Although the more pivotal contributions, perhaps, are those related to the company’s sales tax: city staff confirmed that the dealership is amongst the top five tax contributors in a city where businesses make up close to 60% of the tax base—a fact that bears on the council’s decision.
“We have to remember, we recently all sat here and increased taxes. This business is providing a sales tax to us. If this business should leave we then have to throw it back onto the residents,” said at-large Councilmember Clarissa Williams.
‘Save Winslow Avenue’
To the residents in the Winslow Avenue neighborhood, however, the trade-offs of expanding the dealership are not justified.
“Ultimately, what I want to share is how much this street means to us. And what will happen if this does occur and we tear down homes to put up a parking lot,” said Talia Touboul Walker during a January public hearing.
“Look at how much this street has grown and changed. A lot of us here have put so much time and effort in our homes, literally investing tens of thousands of dollars to make them look better. If you look at the difference in the last two years and what it looks like from then to now, give us two more years and put those houses on the market and see what this will become. We can be one of the neighborhoods that supports downtown,” Talia Touboul Walker said.
Public testimony from Winslow area residents painted a picture of an excited young community diligently investing in their neighborhood—where neighbors barbeque together, share tools and lend helping hands—against a backdrop of car alarms and stadium lights they hope to keep to a minimum.

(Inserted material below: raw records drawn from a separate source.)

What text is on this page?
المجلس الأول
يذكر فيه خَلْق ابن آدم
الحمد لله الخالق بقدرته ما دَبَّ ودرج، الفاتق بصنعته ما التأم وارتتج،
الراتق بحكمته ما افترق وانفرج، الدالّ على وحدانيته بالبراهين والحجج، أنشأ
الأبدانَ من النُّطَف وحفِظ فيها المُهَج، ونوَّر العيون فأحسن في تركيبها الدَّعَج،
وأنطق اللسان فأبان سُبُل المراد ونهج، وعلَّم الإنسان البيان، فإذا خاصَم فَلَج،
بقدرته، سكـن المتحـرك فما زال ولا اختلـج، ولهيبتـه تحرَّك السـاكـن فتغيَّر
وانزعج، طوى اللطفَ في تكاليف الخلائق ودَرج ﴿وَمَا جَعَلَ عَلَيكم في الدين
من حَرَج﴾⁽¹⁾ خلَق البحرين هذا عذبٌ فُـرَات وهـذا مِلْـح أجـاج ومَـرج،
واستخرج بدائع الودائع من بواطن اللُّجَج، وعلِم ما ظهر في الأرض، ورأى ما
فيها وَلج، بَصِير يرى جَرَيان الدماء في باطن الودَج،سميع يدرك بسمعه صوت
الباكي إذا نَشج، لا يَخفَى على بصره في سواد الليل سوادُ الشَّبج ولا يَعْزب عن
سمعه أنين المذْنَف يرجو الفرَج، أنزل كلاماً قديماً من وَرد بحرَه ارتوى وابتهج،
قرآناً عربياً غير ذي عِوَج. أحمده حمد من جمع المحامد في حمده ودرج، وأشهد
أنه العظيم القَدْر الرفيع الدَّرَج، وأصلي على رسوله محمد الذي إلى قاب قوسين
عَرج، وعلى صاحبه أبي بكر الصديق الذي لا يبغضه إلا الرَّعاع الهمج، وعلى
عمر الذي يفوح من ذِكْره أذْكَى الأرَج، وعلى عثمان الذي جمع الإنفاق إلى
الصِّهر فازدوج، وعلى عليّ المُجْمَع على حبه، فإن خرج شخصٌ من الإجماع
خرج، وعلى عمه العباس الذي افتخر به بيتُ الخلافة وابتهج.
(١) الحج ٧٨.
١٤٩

“You wouldn’t do this in your own neighborhood, right? So please don’t let this happen in ours,” said Matt Olsen, a Winslow resident.
The wider public response, too, stood against the rezone. Comments on the social media site Next Door resoundingly decried the proposal; and a petition against the rezone has accumulated a growing number of signatures.
Following the passionate public hearings, city staff helped broker a compromise and the dealership brought an amended proposal in February that rezoned two parcels rather than four, including the non-conforming property used as a marketing office along with property abutting 200 South where a fourplex was razed.
The council voted unanimously in the decision to rezone the single parcel on Winslow, and six of seven members OK’d the rezone of the property on 200 East, with Siwik voting against.
The decision settles tensions for now and allows the dealership to move forward in a way it hopes will satisfy expectations from corporate.
The dealership still has the ability to apply for rezones in the future, albeit, and with the city’s growth set to continue the issue may be revisited again.
“As a city we have to say at what point does that encroachment stop,” Siwik said.